Baleg Minta OJK Susun Regulasi Turunan UU Penjaminan
REPUBLIKA.CO.ID, JAKARTA - -Badan Legislasi (Baleg) DPR RI meminta Otoritas Jasa Keuangan (OJK) untuk segera menyusun peraturan turunan dari Undang-Undang (UU) No 1 Tahun 2016 tentang Penjaminan sebelum akhir tahun 2016. Hal ini mengemuka dalam Rapat Dengar Pendapat terkait Pemantauan UU Penjaminan dengan OJK dan Perbanas di Gedung DPR RI, Senayan, Jakarta, Kamis (29/9).

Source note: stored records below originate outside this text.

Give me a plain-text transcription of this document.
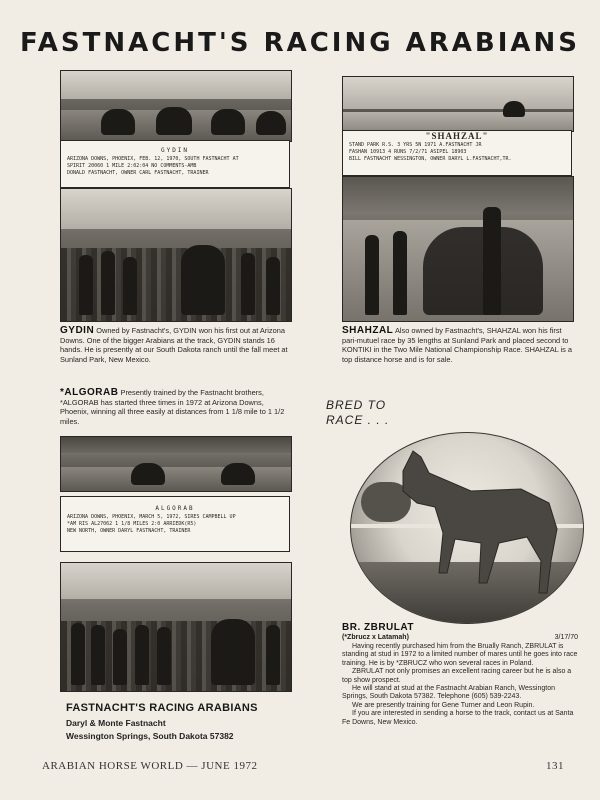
FASTNACHT'S RACING ARABIANS
GYDIN
ARIZONA DOWNS, PHOENIX, FEB. 12, 1970, SOUTH FASTNACHT AT
SPIRIT 20060 1 MILE 2:02:04 NO COMMENTS-AMB
DONALD FASTNACHT, OWNER CARL FASTNACHT, TRAINER
GYDIN Owned by Fastnacht's, GYDIN won his first out at Arizona Downs. One of the bigger Arabians at the track, GYDIN stands 16 hands. He is presently at our South Dakota ranch until the fall meet at Sunland Park, New Mexico.
*ALGORAB Presently trained by the Fastnacht brothers, *ALGORAB has started three times in 1972 at Arizona Downs, Phoenix, winning all three easily at distances from 1 1/8 mile to 1 1/2 miles.
ALGORAB
ARIZONA DOWNS, PHOENIX, MARCH 5, 1972, SIRES CAMPBELL UP
*AM RIS AL27062 1 1/8 MILES 2:0 ARRIEDK(R5)
NEW NORTH, OWNER DARYL FASTNACHT, TRAINER
FASTNACHT'S RACING ARABIANS
Daryl & Monte Fastnacht
Wessington Springs, South Dakota 57382
"SHAHZAL"
STAND PARK R.S. 3 YRS 5N 1971 A.FASTNACHT JR
FASHAN 10913 4 RUNS 7/2/71 ASIPEL 18903
BILL FASTNACHT WESSINGTON, OWNER DARYL L.FASTNACHT,TR.
SHAHZAL Also owned by Fastnacht's, SHAHZAL won his first pari-mutuel race by 35 lengths at Sunland Park and placed second to KONTIKI in the Two Mile National Championship Race. SHAHZAL is a top distance horse and is for sale.
BRED TO
RACE . . .
BR. ZBRULAT
(*Zbrucz x Latamah)	3/17/70
Having recently purchased him from the Brually Ranch, ZBRULAT is standing at stud in 1972 to a limited number of mares until he goes into race training. He is by *ZBRUCZ who won several races in Poland.
ZBRULAT not only promises an excellent racing career but he is also a top show prospect.
He will stand at stud at the Fastnacht Arabian Ranch, Wessington Springs, South Dakota 57382. Telephone (605) 539-2243.
We are presently training for Gene Turner and Leon Rupin.
If you are interested in sending a horse to the track, contact us at Santa Fe Downs, New Mexico.
ARABIAN HORSE WORLD — JUNE 1972	131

“Kita harap ini segera diselesaikan, karena sudah lama dinantikan para pelaku usaha. Khususnya, pelaku usaha mikro, menengah dan koperasi, yangselama ini terkendala aspek-aspek permodalan,” kata Wakil Ketua Baleg Firman Soebagyo, dalam siaran pers yang Republika.co.id terima.
Ia menambahkan, nantinya Peraturan OJK (POJK) sebagai turunan UU Penjaminan diharapkan memberikan dukungan untuk melahirkan perusahaan penjaminan yang bisa menjangkau seluruh lapisan masyarakat. Mengingat, saat ini perusahaan penjaminan belum merata sampai tingkat bawah.
Menurut politisi F-PG, UU penjaminan ini sangat strategis bagi para pelaku Usaha Mikro, Kecil dan Menengah (UMKM) untuk mengakses permodalan, dimana pelaku UMKM akan lebih mudah mengakses kredit dari sektor perbankan.
Bahkan lebih jauh, Firman menilaiUMKM mampu menggerakkan perekonomian nasional. Mengingat kontribusi UMKM terhadap Produk Domestik Bruto selama lima tahun terakhir rata-rata 60,34 persen dan menyerap tenaga kerja sekitar 97,22 persen. Firman memberikan contoh UMKM di Italia yang menjadi sentral dalam memperkuat pondasi ekonomi di negeri Spaghetti tersebut.
“Bahkan, tak sedikit perusahaan UMKM yang kemudian berkembang menjadi korporasi raksasa,” kata politisi asal dapil Jawa Tengah III itu.
Sementara itu, Dewan Komisioner OJK Firdaus Djaelani menyatakan saat ini terdapat 23 perusahaan penjaminan yang berdiri. Namun berdirinya perusahaan tersebut, belum berdasarkan UU Penjaminan karena masih menggunakan peraturan OJK yang merupakan pelaksanaan dari UU Asuransi.
Untuk itu, Baleg menghimbau agar ruang lingkup peraturan pelaksanaan dari UU Penjaminan dan UU Asuransi tidak terjadi overlapping, untuk menghindari multitafsir dari kedua UU tersebut.